In our results, stable overexpression of S100A1 significantly inhibited cell proliferation, and increased MDM2 and p21waf1 expression in response to serum stimulation. S100A1 overexpression also sensitized cells to genotoxin-induced apoptosis, probably due to increased BAX and cleaved caspase-3 expression and decreased BCL2 expression. In contrast, S100A1-KD cells elicited opposite effects. From these data, we infer that S100A1 may bind to MDM2 and reduce its ubiquitylation of p53, which in turn leads to reduced proliferation and increased apoptosis, probably due to transcriptional activation of p53-target genes including p21waf1 and BAX. In addition, S100A1 may interfere with MDM2-mediated p21waf1 proteasomal degradation through its interaction with MDM2 [36, 37]. Consistent with these, we found that the S100A1 score was significantly associated with MDM2 and p21waf1 expression, as well as apoptotic status, in normal endometrial tissue during the menstrual cycle. Interestingly, the relationship between MDM2, Murine Double Minute X, and their putative targets E2F1, E2F3a, and p70 also suggests a mechanism for regulation of the cell cycle in the absence of wild-type p53 [38].

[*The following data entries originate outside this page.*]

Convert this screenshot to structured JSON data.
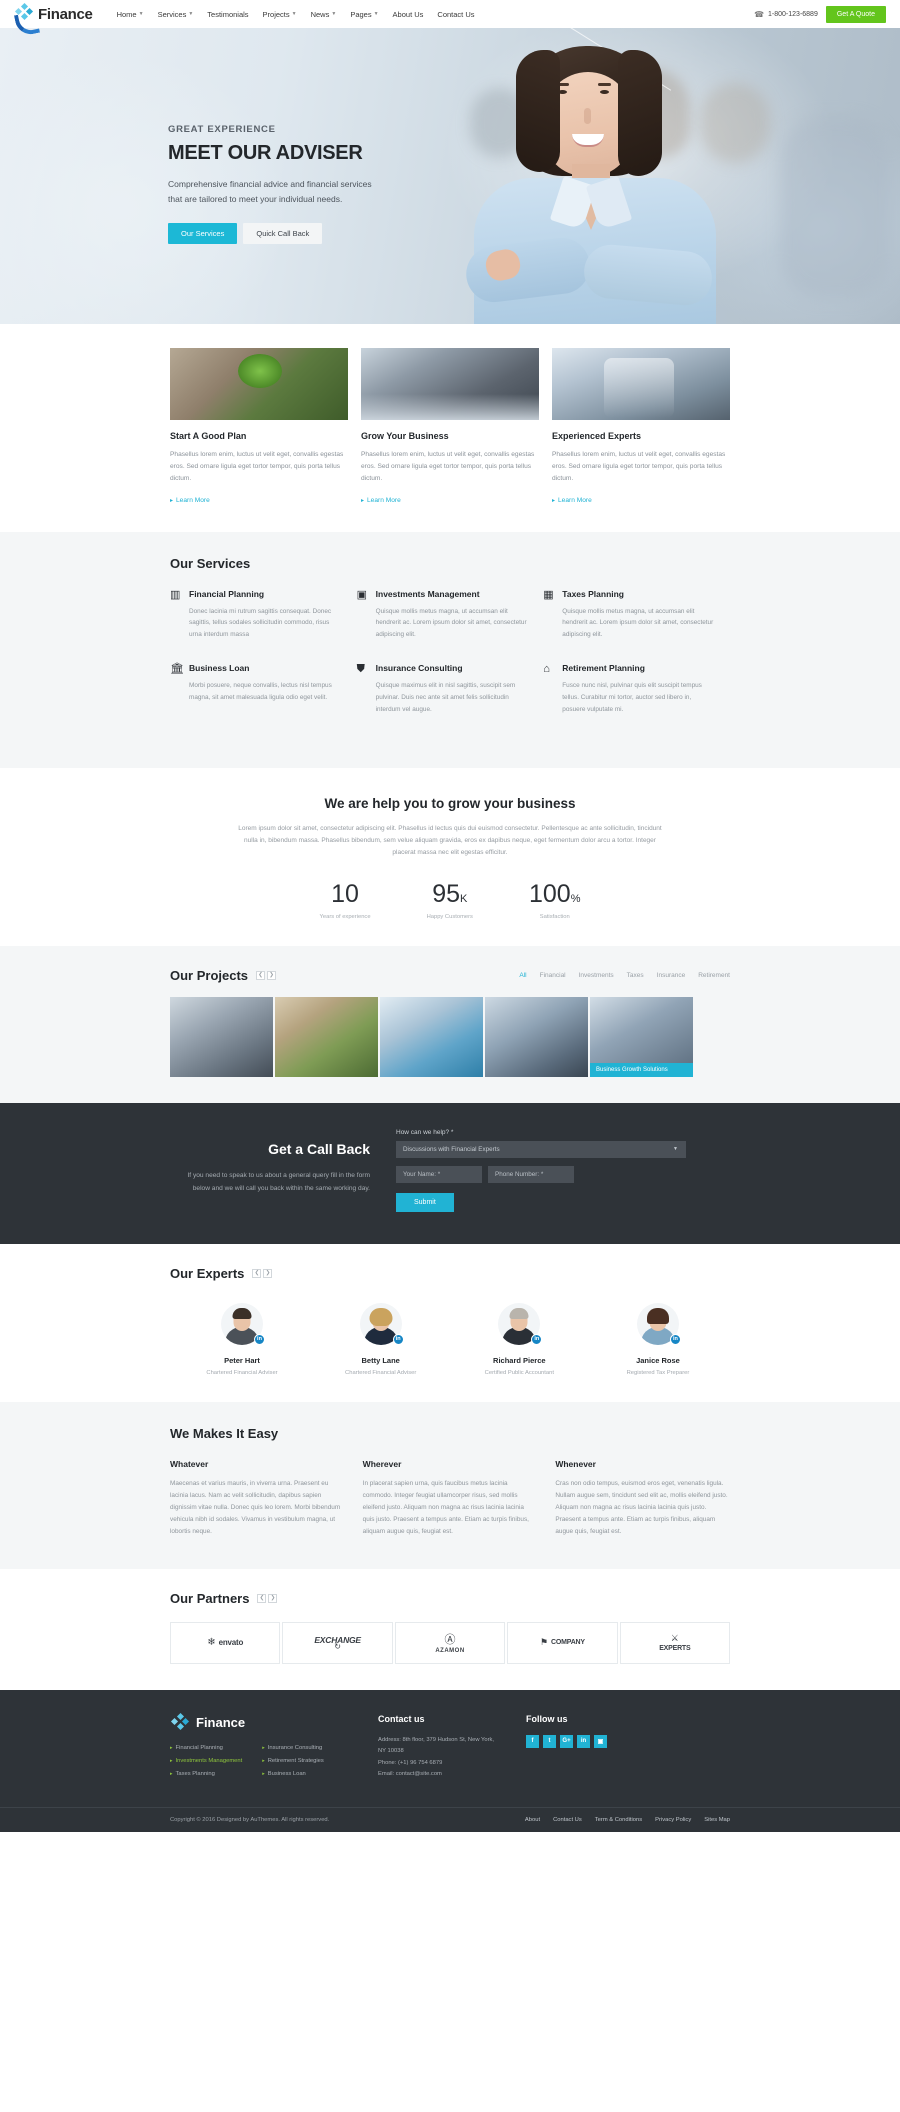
{
  "header": {
    "logo_text": "Finance",
    "nav": [
      {
        "label": "Home",
        "has_caret": true
      },
      {
        "label": "Services",
        "has_caret": true
      },
      {
        "label": "Testimonials",
        "has_caret": false
      },
      {
        "label": "Projects",
        "has_caret": true
      },
      {
        "label": "News",
        "has_caret": true
      },
      {
        "label": "Pages",
        "has_caret": true
      },
      {
        "label": "About Us",
        "has_caret": false
      },
      {
        "label": "Contact Us",
        "has_caret": false
      }
    ],
    "phone": "1-800-123-6889",
    "quote_button": "Get A Quote"
  },
  "hero": {
    "kicker": "GREAT EXPERIENCE",
    "title": "MEET OUR ADVISER",
    "subtitle": "Comprehensive financial advice and financial services that are tailored to meet your individual needs.",
    "primary_button": "Our Services",
    "secondary_button": "Quick Call Back"
  },
  "features": [
    {
      "title": "Start A Good Plan",
      "text": "Phasellus lorem enim, luctus ut velit eget, convallis egestas eros. Sed ornare ligula eget tortor tempor, quis porta tellus dictum.",
      "link": "Learn More"
    },
    {
      "title": "Grow Your Business",
      "text": "Phasellus lorem enim, luctus ut velit eget, convallis egestas eros. Sed ornare ligula eget tortor tempor, quis porta tellus dictum.",
      "link": "Learn More"
    },
    {
      "title": "Experienced Experts",
      "text": "Phasellus lorem enim, luctus ut velit eget, convallis egestas eros. Sed ornare ligula eget tortor tempor, quis porta tellus dictum.",
      "link": "Learn More"
    }
  ],
  "services": {
    "title": "Our Services",
    "items": [
      {
        "icon": "bar-chart-icon",
        "glyph": "▥",
        "title": "Financial Planning",
        "text": "Donec lacinia mi rutrum sagittis consequat. Donec sagittis, tellus sodales sollicitudin commodo, risus urna interdum massa"
      },
      {
        "icon": "money-icon",
        "glyph": "▣",
        "title": "Investments Management",
        "text": "Quisque mollis metus magna, ut accumsan elit hendrerit ac. Lorem ipsum dolor sit amet, consectetur adipiscing elit."
      },
      {
        "icon": "calculator-icon",
        "glyph": "▦",
        "title": "Taxes Planning",
        "text": "Quisque mollis metus magna, ut accumsan elit hendrerit ac. Lorem ipsum dolor sit amet, consectetur adipiscing elit."
      },
      {
        "icon": "bank-icon",
        "glyph": "🏛",
        "title": "Business Loan",
        "text": "Morbi posuere, neque convallis, lectus nisl tempus magna, sit amet malesuada ligula odio eget velit."
      },
      {
        "icon": "shield-icon",
        "glyph": "⛊",
        "title": "Insurance Consulting",
        "text": "Quisque maximus elit in nisl sagittis, suscipit sem pulvinar. Duis nec ante sit amet felis sollicitudin interdum vel augue."
      },
      {
        "icon": "home-icon",
        "glyph": "⌂",
        "title": "Retirement Planning",
        "text": "Fusce nunc nisl, pulvinar quis elit suscipit tempus tellus. Curabitur mi tortor, auctor sed libero in, posuere vulputate mi."
      }
    ]
  },
  "grow": {
    "title": "We are help you to grow your business",
    "text": "Lorem ipsum dolor sit amet, consectetur adipiscing elit. Phasellus id lectus quis dui euismod consectetur. Pellentesque ac ante sollicitudin, tincidunt nulla in, bibendum massa. Phasellus bibendum, sem velue aliquam gravida, eros ex dapibus neque, eget fermentum dolor arcu a tortor. Integer placerat massa nec elit egestas efficitur.",
    "counters": [
      {
        "value": "10",
        "suffix": "",
        "label": "Years of experience"
      },
      {
        "value": "95",
        "suffix": "K",
        "label": "Happy Customers"
      },
      {
        "value": "100",
        "suffix": "%",
        "label": "Satisfaction"
      }
    ]
  },
  "projects": {
    "title": "Our Projects",
    "filters": [
      "All",
      "Financial",
      "Investments",
      "Taxes",
      "Insurance",
      "Retirement"
    ],
    "active_filter": "All",
    "items": [
      {
        "label": ""
      },
      {
        "label": ""
      },
      {
        "label": ""
      },
      {
        "label": ""
      },
      {
        "label": "Business Growth Solutions"
      }
    ]
  },
  "callback": {
    "title": "Get a Call Back",
    "text": "If you need to speak to us about a general query fill in the form below and we will call you back within the same working day.",
    "select_label": "How can we help? *",
    "select_value": "Discussions with Financial Experts",
    "name_placeholder": "Your Name: *",
    "phone_placeholder": "Phone Number: *",
    "submit_label": "Submit"
  },
  "experts": {
    "title": "Our Experts",
    "items": [
      {
        "name": "Peter Hart",
        "role": "Chartered Financial Adviser",
        "hair": "#3b3028",
        "suit": "#4b5158"
      },
      {
        "name": "Betty Lane",
        "role": "Chartered Financial Adviser",
        "hair": "#caa35e",
        "suit": "#1f2b3d"
      },
      {
        "name": "Richard Pierce",
        "role": "Certified Public Accountant",
        "hair": "#b9b4ac",
        "suit": "#2a2f36"
      },
      {
        "name": "Janice Rose",
        "role": "Registered Tax Preparer",
        "hair": "#4a2f22",
        "suit": "#7fa8c4"
      }
    ]
  },
  "easy": {
    "title": "We Makes It Easy",
    "columns": [
      {
        "heading": "Whatever",
        "text": "Maecenas et varius mauris, in viverra urna. Praesent eu lacinia lacus. Nam ac velit sollicitudin, dapibus sapien dignissim vitae nulla. Donec quis leo lorem. Morbi bibendum vehicula nibh id sodales. Vivamus in vestibulum magna, ut lobortis neque."
      },
      {
        "heading": "Wherever",
        "text": "In placerat sapien urna, quis faucibus metus lacinia commodo. Integer feugiat ullamcorper risus, sed mollis eleifend justo. Aliquam non magna ac risus lacinia lacinia quis justo. Praesent a tempus ante. Etiam ac turpis finibus, aliquam augue quis, feugiat est."
      },
      {
        "heading": "Whenever",
        "text": "Cras non odio tempus, euismod eros eget, venenatis ligula. Nullam augue sem, tincidunt sed elit ac, mollis eleifend justo. Aliquam non magna ac risus lacinia lacinia quis justo. Praesent a tempus ante. Etiam ac turpis finibus, aliquam augue quis, feugiat est."
      }
    ]
  },
  "partners": {
    "title": "Our Partners",
    "items": [
      {
        "name": "envato",
        "icon": "e-leaf-icon",
        "style": "plain"
      },
      {
        "name": "EXCHANGE",
        "icon": "circle-arrows-icon",
        "style": "script"
      },
      {
        "name": "AZAMON",
        "icon": "a-badge-icon",
        "style": "plain"
      },
      {
        "name": "COMPANY",
        "icon": "flag-icon",
        "style": "plain"
      },
      {
        "name": "EXPERTS",
        "icon": "crossed-tools-icon",
        "style": "plain"
      }
    ]
  },
  "footer": {
    "logo_text": "Finance",
    "links_col1": [
      {
        "label": "Financial Planning",
        "accent": false
      },
      {
        "label": "Investments Management",
        "accent": true
      },
      {
        "label": "Taxes Planning",
        "accent": false
      }
    ],
    "links_col2": [
      {
        "label": "Insurance Consulting",
        "accent": false
      },
      {
        "label": "Retirement Strategies",
        "accent": false
      },
      {
        "label": "Business Loan",
        "accent": false
      }
    ],
    "contact_heading": "Contact us",
    "contact_address": "Address: 8th floor, 379 Hudson St, New York, NY 10038",
    "contact_phone": "Phone: (+1) 96 754 6879",
    "contact_email": "Email: contact@site.com",
    "follow_heading": "Follow us",
    "socials": [
      {
        "name": "facebook-icon",
        "glyph": "f"
      },
      {
        "name": "twitter-icon",
        "glyph": "t"
      },
      {
        "name": "google-plus-icon",
        "glyph": "G+"
      },
      {
        "name": "linkedin-icon",
        "glyph": "in"
      },
      {
        "name": "instagram-icon",
        "glyph": "▣"
      }
    ],
    "copyright": "Copyright © 2016 Designed by AuThemes. All rights reserved.",
    "bottom_links": [
      "About",
      "Contact Us",
      "Term & Conditions",
      "Privacy Policy",
      "Sites Map"
    ]
  },
  "colors": {
    "accent": "#21b3d4",
    "green": "#63c51c",
    "dark": "#2e3338",
    "light_gray": "#f4f6f7"
  }
}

We also found that S100A1 overexpression enhanced cell migration, whereas S100A1 knockdown reduced motility. These pro-migratory but antiproliferative activities of S100A1 are consistent findings that migratory cells have a lower proliferation rate than those in the less mobile but highly proliferative tumor core [39,40,41]. Similar findings were also observed in ovarian carcinoma cells, supporting observations that S100A1 plays an important role in tumor cell migration through interaction with different components of the cytoskeleton including microtubule and intermediate filaments [42]. MDM2 induces epithelial-mesenchymal transition by enhancing Snail expression or via activation of Smad2/3 signaling in breast and lung carcinomas [43, 44]. As these phenotypes are also induced by S100A1, and we observe a physical interaction between S100A1 and MDM2, we infer that S100A1 may mediate some of its biological effects via MDM2. Alternatively, it appears that overexpression or knockdown of S100A1 may be due to disruption of the S100A1-mediated physiological homeostasis in cells, and this in turn results in abnormalities of the p53/MDM2 axis.

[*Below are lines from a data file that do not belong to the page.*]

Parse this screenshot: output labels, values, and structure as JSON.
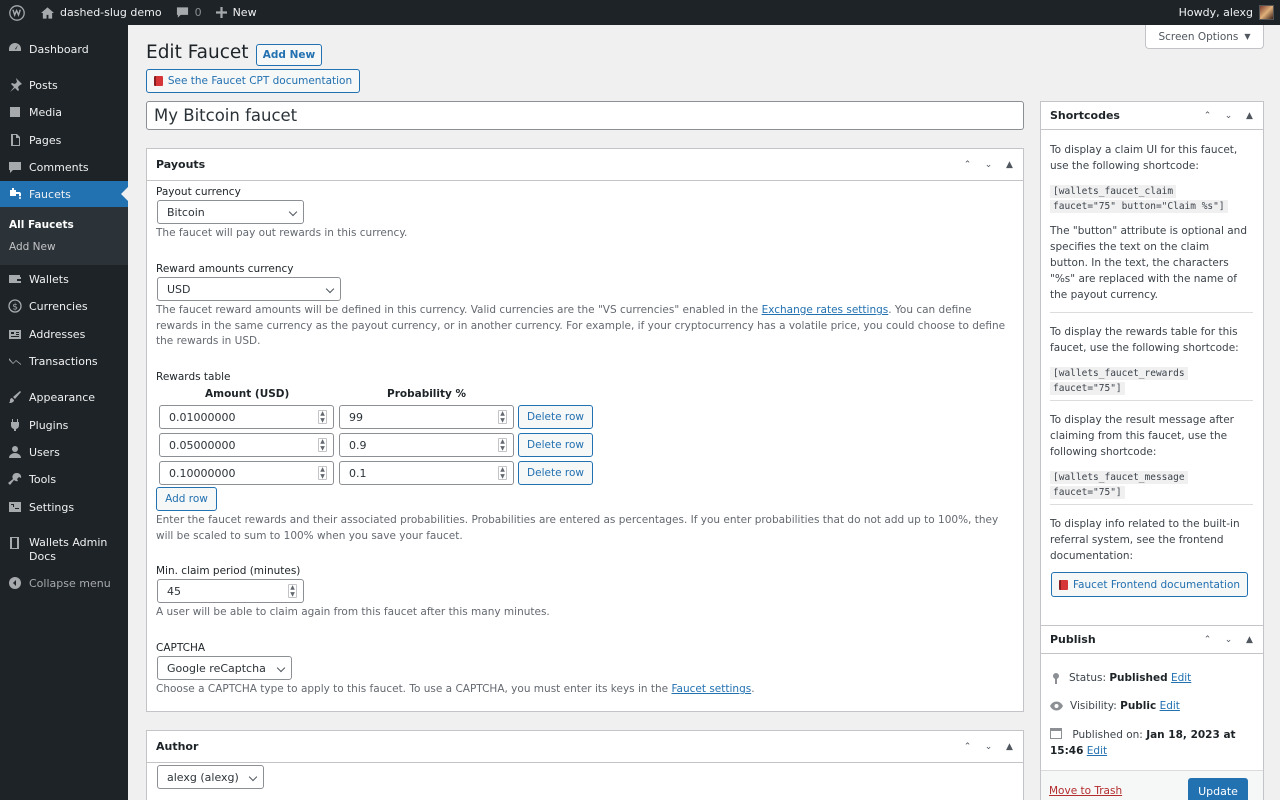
{
  "admin_bar": {
    "site_name": "dashed-slug demo",
    "comments_count": "0",
    "new_label": "New",
    "greeting": "Howdy, alexg"
  },
  "sidebar": {
    "items": [
      {
        "label": "Dashboard",
        "icon": "dashboard-icon"
      },
      {
        "label": "Posts",
        "icon": "pin-icon"
      },
      {
        "label": "Media",
        "icon": "media-icon"
      },
      {
        "label": "Pages",
        "icon": "page-icon"
      },
      {
        "label": "Comments",
        "icon": "comment-icon"
      },
      {
        "label": "Faucets",
        "icon": "faucet-icon"
      },
      {
        "label": "Wallets",
        "icon": "wallet-icon"
      },
      {
        "label": "Currencies",
        "icon": "dollar-icon"
      },
      {
        "label": "Addresses",
        "icon": "address-card-icon"
      },
      {
        "label": "Transactions",
        "icon": "transactions-icon"
      },
      {
        "label": "Appearance",
        "icon": "brush-icon"
      },
      {
        "label": "Plugins",
        "icon": "plug-icon"
      },
      {
        "label": "Users",
        "icon": "user-icon"
      },
      {
        "label": "Tools",
        "icon": "wrench-icon"
      },
      {
        "label": "Settings",
        "icon": "settings-icon"
      },
      {
        "label": "Wallets Admin Docs",
        "icon": "book-icon"
      },
      {
        "label": "Collapse menu",
        "icon": "collapse-icon"
      }
    ],
    "submenu": [
      "All Faucets",
      "Add New"
    ]
  },
  "header": {
    "title": "Edit Faucet",
    "add_new": "Add New",
    "doc_button": "See the Faucet CPT documentation",
    "screen_options": "Screen Options"
  },
  "post_title": "My Bitcoin faucet",
  "payouts": {
    "heading": "Payouts",
    "payout_currency_label": "Payout currency",
    "payout_currency_value": "Bitcoin",
    "payout_currency_desc": "The faucet will pay out rewards in this currency.",
    "reward_currency_label": "Reward amounts currency",
    "reward_currency_value": "USD",
    "reward_desc_1": "The faucet reward amounts will be defined in this currency. Valid currencies are the \"VS currencies\" enabled in the ",
    "reward_desc_link": "Exchange rates settings",
    "reward_desc_2": ". You can define rewards in the same currency as the payout currency, or in another currency. For example, if your cryptocurrency has a volatile price, you could choose to define the rewards in USD.",
    "rewards_table_label": "Rewards table",
    "col_amount": "Amount (USD)",
    "col_probability": "Probability %",
    "rows": [
      {
        "amount": "0.01000000",
        "probability": "99"
      },
      {
        "amount": "0.05000000",
        "probability": "0.9"
      },
      {
        "amount": "0.10000000",
        "probability": "0.1"
      }
    ],
    "delete_row": "Delete row",
    "add_row": "Add row",
    "rewards_desc": "Enter the faucet rewards and their associated probabilities. Probabilities are entered as percentages. If you enter probabilities that do not add up to 100%, they will be scaled to sum to 100% when you save your faucet.",
    "claim_label": "Min. claim period (minutes)",
    "claim_value": "45",
    "claim_desc": "A user will be able to claim again from this faucet after this many minutes.",
    "captcha_label": "CAPTCHA",
    "captcha_value": "Google reCaptcha",
    "captcha_desc": "Choose a CAPTCHA type to apply to this faucet. To use a CAPTCHA, you must enter its keys in the ",
    "captcha_link": "Faucet settings",
    "captcha_desc_end": "."
  },
  "author": {
    "heading": "Author",
    "value": "alexg (alexg)"
  },
  "shortcodes": {
    "heading": "Shortcodes",
    "claim_text": "To display a claim UI for this faucet, use the following shortcode:",
    "claim_code_1": "[wallets_faucet_claim",
    "claim_code_2": "faucet=\"75\" button=\"Claim %s\"]",
    "button_text": "The \"button\" attribute is optional and specifies the text on the claim button. In the text, the characters \"%s\" are replaced with the name of the payout currency.",
    "rewards_text": "To display the rewards table for this faucet, use the following shortcode:",
    "rewards_code_1": "[wallets_faucet_rewards",
    "rewards_code_2": "faucet=\"75\"]",
    "message_text": "To display the result message after claiming from this faucet, use the following shortcode:",
    "message_code_1": "[wallets_faucet_message",
    "message_code_2": "faucet=\"75\"]",
    "referral_text": "To display info related to the built-in referral system, see the frontend documentation:",
    "frontend_doc": "Faucet Frontend documentation"
  },
  "publish": {
    "heading": "Publish",
    "status_label": "Status: ",
    "status_value": "Published",
    "visibility_label": "Visibility: ",
    "visibility_value": "Public",
    "published_label": "Published on: ",
    "published_value_1": "Jan 18, 2023 at",
    "published_value_2": "15:46",
    "edit": "Edit",
    "trash": "Move to Trash",
    "update": "Update"
  }
}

S100A1 expression can have different prognostic significance dependent on the specific type of gynecological malignancy. For example, S100A1 serves as a favorable prognostic factor in endometrioid subtypes of ovarian carcinomas [45], whereas its expression is associated with poor prognosis in ovarian and endometrial endometrioid carcinomas [46]. We found that S100A1 expression was significantly higher in G3 Em Ca as compared to G1 tumors. Moreover, our TCGA data analysis revealed a significant association between S100A1 mRNA expression and poorer OS and PFS in Em Ca. We therefore speculate that high S100A1 expression is an indicator of poor prognosis in Em Ca. However, S100A1 expression level did not correlate with several clinicopathological factors or with the status of MDM2 and other molecules in the p53 pathway in Em Ca tissues. The discrepancies between the results of Em Ca cell line- and tissue-based analyses are probably due to the presence of microenvironmental factors in the latter. For example, interleukin (IL)-6 and IL-8 released from myofibroblasts in the tumor microenvironment induce myeloid cells to differentiate into S100A8/S100A9-expressing myeloid-derived suppressor cells and M2 macrophages [47]. Further studies are now required to more fully elucidate the influence of S100A1 in malignancies, particularly with regard to metastasis and immune surveillance of tumors.

Conclusions

S100A1 expression may modulate cell proliferation, apoptosis and migration through its interaction with MDM2 during the menstrual cycle in normal, but not malignant, endometrial tissue.